By Egufe Yafugborhi
A Federal High Court sitting in Port Harcourt, Rivers State, yesterday, held that the Rivers State Government and not the Federal Inland Revenue Services, FIRS, was the rightful authority to collect Value-Added Tax, VAT, and Personal Income Tax, PIT, in the state.
The trial judge, Justice Stephen Pam, also restrained FIRS and the Attorney-General of the Federation, both 1st and 2nd defendants in the suit, from collecting, demanding, threatening and intimidating residents of Rivers State to pay to FIRS, both PIT and VAT.
Justice Pam in his judgment in the suit by the Attorney-General for Rivers State against FIRS and AGF granted all the 11 reliefs sought by the Rivers Government.
The court held that there was no constitutional basis for the FIRS to demand and collect VAT, Withholding Tax, Education Tax and Technology Levy in Rivers or any other state of the federation, being that the constitutional powers and competence of the Federal Government was limited to taxation of incomes, profits and capital gains, which does not include VAT or any other species of sales, or levy other than those specifically mentioned in items 58 and 59 of the Exclusive Legislative List of the Constitution.
The judge dismissed the preliminary objections by the defendants that the court lacks jurisdiction to hear the suit and that the case should be transferred to the Court of Appeal for interpretation.
Justice Pam, who also dismissed the argument by the defendants that the National Assembly ought to have been made a party in the suit, holding that the issues of taxes raised by the state government were issues of law that the court is constitutionally empowered to entertain.
The judge after a diligent review of the issues raised by the plaintiff and the defendants held that the plaintiff had proved beyond doubt that it was entitled to all the 11 reliefs sought.
The court agreed with the Rivers Government that it was the state and not FIRS that is constitutionally entitled to impose taxes enforceable or collectable in its territory like consumption or sales tax, VAT, education and other taxes or levies, other than the taxes and duties specifically reserved for the Federal Government by items 58 and 59 of Part 1 of the Second Schedule of the 1999 constitution as amended.
The court declared that the defendants were not constitutionally entitled to charge or impose levies, charges or rates (under any guise or by whatever name called) on residents of Rivers and indeed any state of the federation.
Rivers State Government had asked the court to declare that the constitutional power of the Federal Government to impose taxes and duties was limited to items listed in items 58 and 59 of Part 1 of the Second Schedule of the 1999 Constitution (as amended).
The state government had also urged the court to declare that by virtue of the provisions of items 7 and 8 of Part II (Concurrent Legislative List) of the Second Schedule of the Constitution, the power of the Federal Government to delegate the collection of taxes can only be exercised by the state government or other authority of the state and no other person.
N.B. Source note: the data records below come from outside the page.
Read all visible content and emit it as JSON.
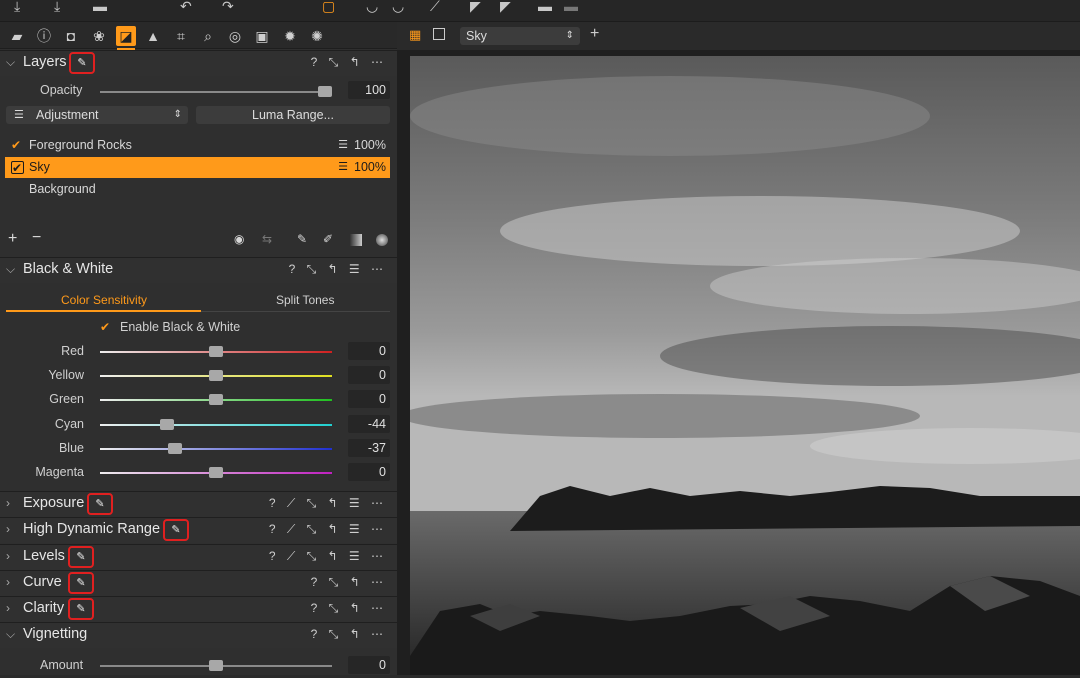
{
  "layers": {
    "title": "Layers",
    "opacity_label": "Opacity",
    "opacity_value": "100",
    "adjustment_label": "Adjustment",
    "luma_label": "Luma Range...",
    "items": [
      {
        "name": "Foreground Rocks",
        "checked": true,
        "opacity": "100%"
      },
      {
        "name": "Sky",
        "checked": true,
        "opacity": "100%",
        "selected": true
      },
      {
        "name": "Background",
        "checked": false,
        "opacity": ""
      }
    ]
  },
  "bw": {
    "title": "Black & White",
    "tab_active": "Color Sensitivity",
    "tab_other": "Split Tones",
    "enable_label": "Enable Black & White",
    "sliders": [
      {
        "label": "Red",
        "value": "0"
      },
      {
        "label": "Yellow",
        "value": "0"
      },
      {
        "label": "Green",
        "value": "0"
      },
      {
        "label": "Cyan",
        "value": "-44"
      },
      {
        "label": "Blue",
        "value": "-37"
      },
      {
        "label": "Magenta",
        "value": "0"
      }
    ]
  },
  "sections": [
    {
      "title": "Exposure"
    },
    {
      "title": "High Dynamic Range"
    },
    {
      "title": "Levels"
    },
    {
      "title": "Curve"
    },
    {
      "title": "Clarity"
    },
    {
      "title": "Vignetting"
    }
  ],
  "vignetting": {
    "amount_label": "Amount",
    "amount_value": "0"
  },
  "viewer": {
    "layer_select": "Sky"
  },
  "colors": {
    "accent": "#ff9a1a",
    "highlight_red": "#e02020"
  }
}
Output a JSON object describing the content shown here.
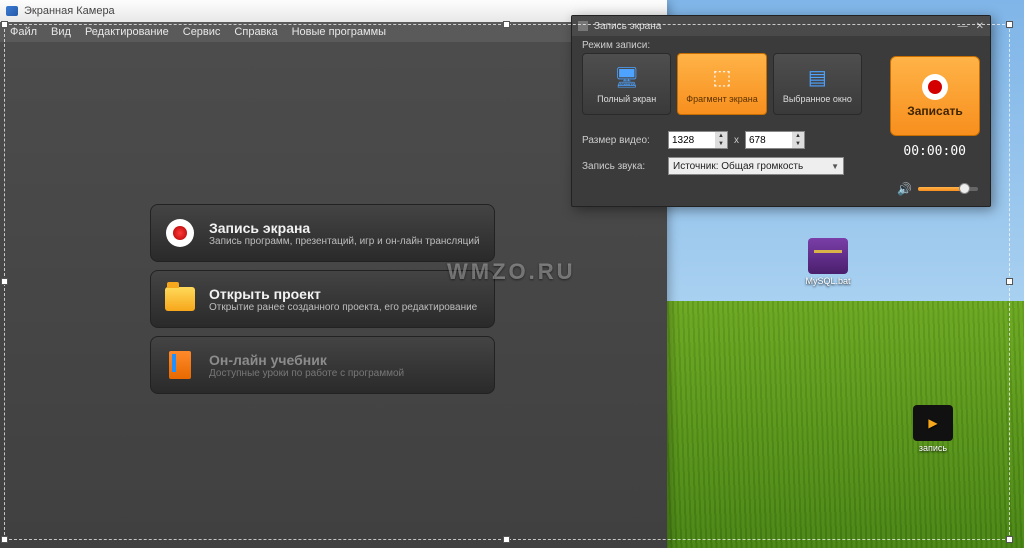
{
  "app": {
    "title": "Экранная Камера"
  },
  "menu": {
    "file": "Файл",
    "view": "Вид",
    "edit": "Редактирование",
    "service": "Сервис",
    "help": "Справка",
    "new": "Новые программы"
  },
  "cards": {
    "record": {
      "title": "Запись экрана",
      "sub": "Запись программ, презентаций, игр и он-лайн трансляций"
    },
    "open": {
      "title": "Открыть проект",
      "sub": "Открытие ранее созданного проекта, его редактирование"
    },
    "tutorial": {
      "title": "Он-лайн учебник",
      "sub": "Доступные уроки по работе с программой"
    }
  },
  "watermark": "WMZO.RU",
  "popup": {
    "title": "Запись экрана",
    "mode_label": "Режим записи:",
    "modes": {
      "full": "Полный экран",
      "fragment": "Фрагмент экрана",
      "window": "Выбранное окно"
    },
    "record_btn": "Записать",
    "timer": "00:00:00",
    "size_label": "Размер видео:",
    "width": "1328",
    "height": "678",
    "sep": "x",
    "sound_label": "Запись звука:",
    "sound_source": "Источник: Общая громкость"
  },
  "desktop_icons": {
    "rar": "MySQL.bat",
    "media": "запись"
  }
}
Rivers Government had further asked the court to declare that all statutory provisions made or purportedly made in the exercise of the legislative powers of the Federal Government, which contains provisions which are inconsistent with or over the powers to impose tax and duties, as prescribed by items 58 and 59 of Part I of the Second Schedule of the 1999 Constitution, or inconsistence of the power to delegate the duty of collection of taxes, as contained in items 7 and 8 of Part II of the Second Schedule of the Constitution, are unconstitutional, null and void.
Lead counsel for the Rivers State Government, Donald Denwigwe, SAN, who spoke to journalists after the judgment, explained that “the case is all about the interpretation of the constitution as regards the authority of the government at the state and federal levels to collect certain revenue particularly, VAT.
“So, during the determination of the matter, some issues of law were thrown up like, whether or not the case should be referred to the Court of Appeal for the determination of some issues.
“The court noted that the application was like asking the Federal High Court to transfer the entire case to the Court of Appeal. In which case, if the court so decides, there will be nothing left to refer back to the Federal High Court as required by the constitution.”
According to Denwigwe, the court refused that prayer and decided that the case was in its proper place before the Federal High Court to determine.
Speaking on the implication of the judgment, Denwigwe said it was now, unlawful for such taxes as VAT in Rivers State to be collected by any agency of the Federal Government.
“In other words, the issue of VAT in the territory of Rivers State and Personal Income Tax should be reserved for the government of Rivers State,” he said.
Counsel to FIRS, O.C. Eyibo, said he would study the judgment and advise his client accordingly.